The eastern side of the province is game-rich lowveld, dominated by the seventy-kilometre-wide strip of Kruger National Park abutting the Mozambique border. This part of Limpopo is covered along with Kruger itself in the preceding chapter. The principal attractions of the rest of the province lie in its three wild and distinctive mountain escarpments. The most significant of these is the first rise of the Drakensberg Escarpment, on its long and often spectacular sweep through South Africa from north to south, marking the descent from highveld to lowveld. There's a lot to see in the mountains themselves, especially in the haunting, forested slopes of the Letaba area immediately to the east of Polokwane, the provincial capital. This region of lakes and waterfalls also provides some excellent walking and comfortable country guesthouses.
Name changes in Limpopo
The Northern Province was renamed Limpopo in 2002 and the capital, Pietersburg, was subsequently renamed Polokwane. A number of other towns with "colonial" names have also undergone official name changes, with more likely to follow suit in the future, though the old names won't fall out of use all that quickly, especially as the amending of signage is proving a slow process.

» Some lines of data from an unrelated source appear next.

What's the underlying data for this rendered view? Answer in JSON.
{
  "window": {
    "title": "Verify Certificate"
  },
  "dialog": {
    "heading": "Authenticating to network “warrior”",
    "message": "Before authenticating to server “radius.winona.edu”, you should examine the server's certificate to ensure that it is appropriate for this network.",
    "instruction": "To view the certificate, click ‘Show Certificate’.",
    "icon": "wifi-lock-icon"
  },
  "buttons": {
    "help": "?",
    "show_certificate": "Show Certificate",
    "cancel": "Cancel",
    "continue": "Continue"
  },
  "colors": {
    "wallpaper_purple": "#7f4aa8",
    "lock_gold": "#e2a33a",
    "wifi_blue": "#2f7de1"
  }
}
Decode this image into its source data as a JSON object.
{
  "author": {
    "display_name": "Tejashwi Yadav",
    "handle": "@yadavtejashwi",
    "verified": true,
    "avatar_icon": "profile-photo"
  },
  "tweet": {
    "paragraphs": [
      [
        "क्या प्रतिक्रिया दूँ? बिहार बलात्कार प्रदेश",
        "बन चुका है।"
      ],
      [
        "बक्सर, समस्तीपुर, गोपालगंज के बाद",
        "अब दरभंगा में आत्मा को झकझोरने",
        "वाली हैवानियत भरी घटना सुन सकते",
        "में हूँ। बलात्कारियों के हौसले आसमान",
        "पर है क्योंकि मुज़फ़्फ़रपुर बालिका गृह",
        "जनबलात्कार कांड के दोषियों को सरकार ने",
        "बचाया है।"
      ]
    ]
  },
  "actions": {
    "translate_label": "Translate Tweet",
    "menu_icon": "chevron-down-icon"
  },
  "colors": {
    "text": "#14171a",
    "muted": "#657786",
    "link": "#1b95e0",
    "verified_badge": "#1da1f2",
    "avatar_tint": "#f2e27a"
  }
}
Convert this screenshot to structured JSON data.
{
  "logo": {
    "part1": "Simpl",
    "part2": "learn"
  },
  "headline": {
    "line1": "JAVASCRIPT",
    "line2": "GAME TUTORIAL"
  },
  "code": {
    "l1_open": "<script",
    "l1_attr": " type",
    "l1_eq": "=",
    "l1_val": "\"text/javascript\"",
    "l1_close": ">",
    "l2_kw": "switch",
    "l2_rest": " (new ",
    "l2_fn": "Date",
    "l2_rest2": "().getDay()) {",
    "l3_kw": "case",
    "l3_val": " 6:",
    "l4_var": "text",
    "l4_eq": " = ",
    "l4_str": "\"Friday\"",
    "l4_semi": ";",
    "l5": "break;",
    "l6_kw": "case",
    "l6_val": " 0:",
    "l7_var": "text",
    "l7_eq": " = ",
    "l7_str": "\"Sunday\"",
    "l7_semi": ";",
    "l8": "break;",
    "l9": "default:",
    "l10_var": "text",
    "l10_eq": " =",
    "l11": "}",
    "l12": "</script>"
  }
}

On the tranquil and remote western side of the N1 lies the sedate Waterberg massif. Once a domain of cattle farming and hunting, in the last two decades the area has transformed into a region dedicated to wildlife conservation, becoming a UNESCO Biosphere and offering malaria-free Big Five game viewing. In the north, lying parallel to the Limpopo River and bisected by the N1, are the subtropical Soutpansberg Mountains, and the intriguing and still very independently minded Venda region, a homeland during the apartheid era, to the east. North of the Soutpansberg are wide plains dominated by surreal baobab trees, much in evidence along the N1 as it leads to the only (very busy) border post between South Africa and Zimbabwe, at Beitbridge. The only viable alternative if you want to get to Zimbabwe from South Africa is the Groblersbrug/Martin's Drift border crossing (daily 8am-4pm) on the N11, although this means detouring through Botswana.

For all its grand title, the N1 has only recently seen a major upgrading, but by South African standards it is now fast and easy, if often busy. It becomes a toll road from just before Modimolle to Polokwane, and then again from Polokwane to Makhado south of the Soutpansberg Mountains. Though it's possible to use alternative roads, the charges aren't crippling for a one-off journey, and don't merit skimping on. As regards public transport, Greyhound, Intercape and Translux buses ply the N1 between Johannesburg and Beitbridge, stopping at Bela-Bela, Polokwane, Makhado and Musina; most services carry on to either Bulawayo and Victoria Falls or Harare in Zimbabwe. Northlink Tours runs buses between Tzaneen and Johannesburg via Polokwane. These and other routes are also covered by minibus taxis from any moderately sized town; the best way to find out where they're going and when they depart is to enquire at the taxi rank.

Parts of Limpopo are malarial; you will need to take prophylactics, and exercise caution against mosquitoes if you are travelling in the lowveld, including Kruger National Park, or north of the Soutpansberg Mountains. The Waterberg and Letaba areas were not affected at the time of writing, though it's worth double-checking the current situation before you go.